US imposes new sanctions, as it renews limited Iraqi waiver for Iranian electricity
WASHINGTON DC (Kurdistan 24) – The State Department announced new sanctions on Thursday, as it renewed an exemption for Iraq on financial transactions with Iran related to Baghdad’s purchase of electricity from its eastern neighbor.
The State Department also announced that it was imposing new sanctions on 20 individuals and entities that siphon funds from economic activity in Iraq to Iran’s Islamic Revolutionary Guard Corps’ Quds Force (IRGC-QF.)
Limited Waiver for Imports related to Electricity from Iran
US media reported that the renewal of the waiver for Iraq’s purchases from Iran related to the import of electricity was only for 30 days.
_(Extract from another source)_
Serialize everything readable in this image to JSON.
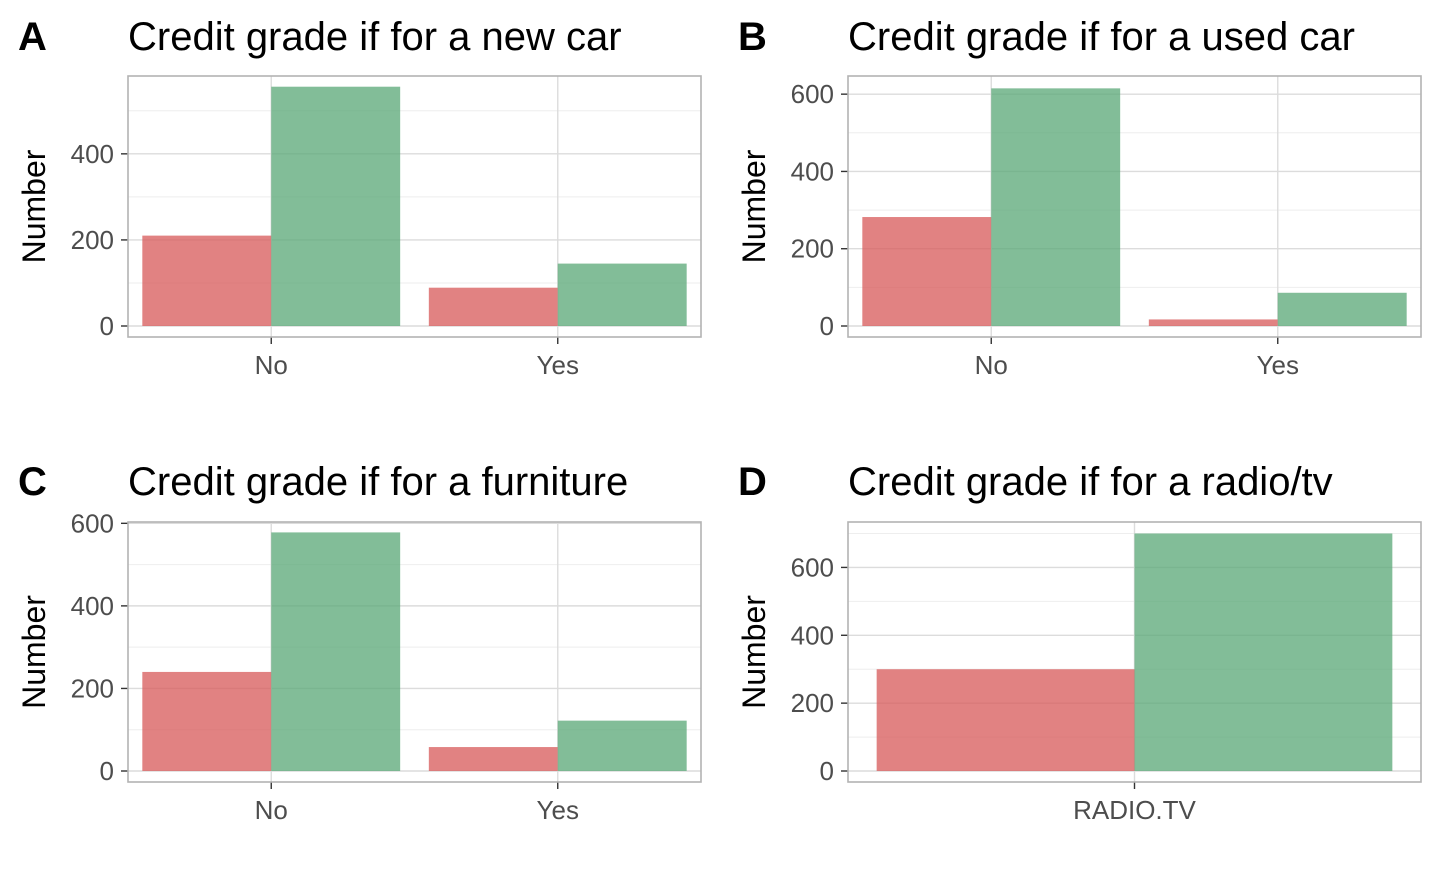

Although this is the seventh time that the US has issued such a waiver, since it re-imposed sanctions on Iran in November 2018, the 30-day extension is the shortest ever. Previous waivers were for as long as 120 days.
“The shorter renewal period this time was a warning to Baghdad to speed up plans to replace supplies of energy from Iran,” The Wall Street Journal reported, citing a US official.
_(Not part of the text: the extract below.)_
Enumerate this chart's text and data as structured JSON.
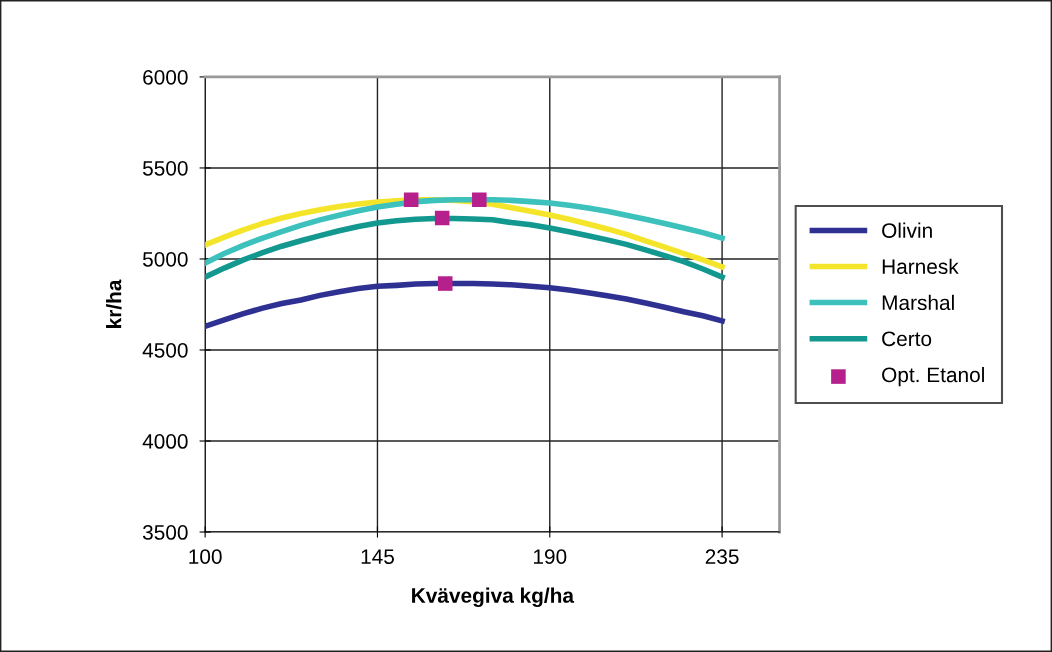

Despite receiving billions of dollars in aid from the US for reconstruction since the overthrow of Saddam Hussein’s regime in 2003, the Iraqi government has been unable to provide its population with a reliable supply of electricity. That is part of a bigger infrastructure problem and has repeatedly prompted protests, particularly in southern Iraq in the extremely hot summer months.
Corruption is a major factor contributing to poor public services in Iraq. According to Transparency International, Iraq ranks 162 out of 180 countries on its corruption index.
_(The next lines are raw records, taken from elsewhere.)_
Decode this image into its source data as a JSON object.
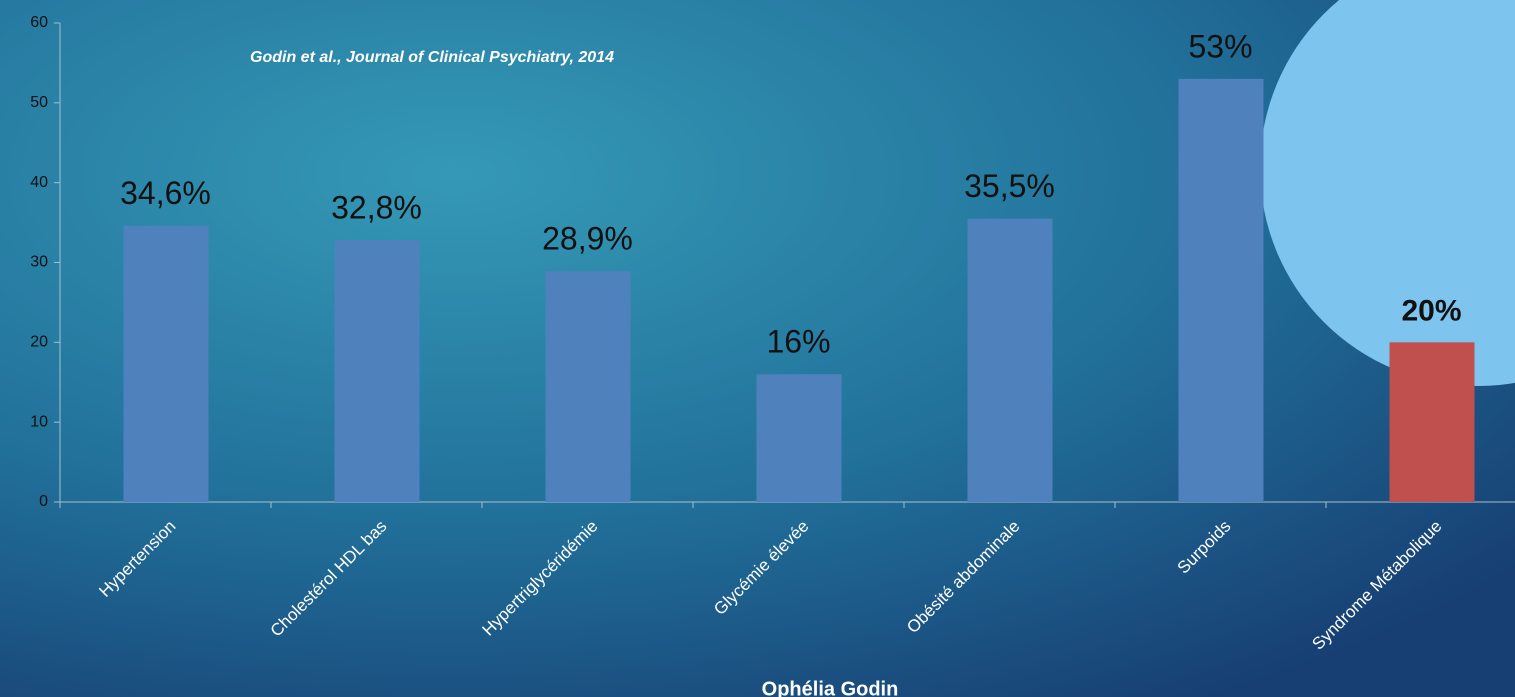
{
  "chart_data": {
    "type": "bar",
    "subtitle": "Godin et al., Journal of Clinical Psychiatry, 2014",
    "author": "Ophélia Godin",
    "categories": [
      "Hypertension",
      "Cholestérol HDL bas",
      "Hypertriglycéridémie",
      "Glycémie élevée",
      "Obésité abdominale",
      "Surpoids",
      "Syndrome Métabolique"
    ],
    "values": [
      34.6,
      32.8,
      28.9,
      16,
      35.5,
      53,
      20
    ],
    "value_labels": [
      "34,6%",
      "32,8%",
      "28,9%",
      "16%",
      "35,5%",
      "53%",
      "20%"
    ],
    "colors": [
      "#4f81bd",
      "#4f81bd",
      "#4f81bd",
      "#4f81bd",
      "#4f81bd",
      "#4f81bd",
      "#c0504d"
    ],
    "ylim": [
      0,
      60
    ],
    "yticks": [
      0,
      10,
      20,
      30,
      40,
      50,
      60
    ],
    "grid": false
  }
}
Nearly 40 percent of Iraqi electricity is generated with natural gas imported from Iran. Iraq, itself, has sufficient natural gas, produced in the course of pumping oil, to meet its needs for producing electricity. But Iraq lacks the infrastructure of pipelines that would allow the gas to be used, so, instead, it is flared. According to the estimate of the World Bank, Iraq loses $2.5 billion a year by burning, rather than using, its gas.
In addition to getting gas from Iran, Iraq also imports a significant amount of electricity to meet its needs.
Sanctions on Iraqi-based entities run by the IRGC-QF
In a statement issued by Spokesperson Morgan Ortagus, the State Department explained that the 20 sanctions designations announced on Thursday were aimed at those who “violate Iraqi sovereignty and exploit Iraq’s economy to funnel money” to the IRGC-QF.
A major focus of the new sanctions are three companies. One is called by the innocuous sounding name, Reconstruction of the Holy Shrines of Iraq (ROHSI.) It has ties to a construction company which was also sanctioned.
A Treasury Department statement described ROHSI as an “IRGC-QF-controlled organization based in Iran and Iraq, whose leadership was appointed by the late IRGC-QF commander Qasim Soleimani.”
“Though ostensibly a religious institution,” the statement continued, “ROHSI has transferred millions of dollars to the Iraq-based Bahjat al Kawthar Company for Construction and Trading,” an enterprise that is based in Iraq, but controlled by the IRGC-QF.
The company, also known as Kosar Company, “has served as a base for Iranian intelligence activities in Iraq,” according to the Treasury statement, “including the shipment of weapons and ammunition to Iranian-backed terrorist militia groups.”
In addition, it also appears that the Quds Force diverted donations from the faithful, meant for the upkeep of the shrines, for its own purposes.
“IRGC-QF officials have used ROHSI’s funds to supplement IRGC-QF budgets, likely embezzling public donations intended for the construction and maintenance of Shiite shrines in Iraq,” the statement said.
Al Khamael Maritime Services, based in Iraq’s Umm Qasr port and in which the IRGC-QF has a financial interest, was a third target of the sanctions announced on Thursday.
Al Khamael is involved in smuggling between Iran, Iraq, and Syria, including activities that benefit Kata’ib Hizbollah, an Iraqi militia which the US has designated a terrorist group, and which has been behind repeated attacks on Iraqi bases hosting troops from the US-led Coalition—including the attack on K-1 that killed a US contractor and helped precipitate the January 3 assassination of Qasim Soleimani.
Al Khamael is also involved in smuggling that circumvents US sanctions on behalf of the Quds Force, according to the Treasury Department.
Among the individuals sanctioned on Thursday is a Special Operations Commander in Kata’ib Hizbollah, Adnan al-Hamidawi. Hamidawi is a long-time member of the organization, which was headed by Abu Mahdi al-Muhandis, until his assassination, along with Soleimani, as Muhandis greeted the IRGC-QF commander at the Baghdad airport.
In 2019—i.e. before the assassination of Soleimani and Muhandis, Hamidawi “planned to intimidate Iraqi politicians who did not support the removal of US forces from Iraq,” the Treasury Department said. Hamidawi was designated for acting on behalf of a terrorist organization.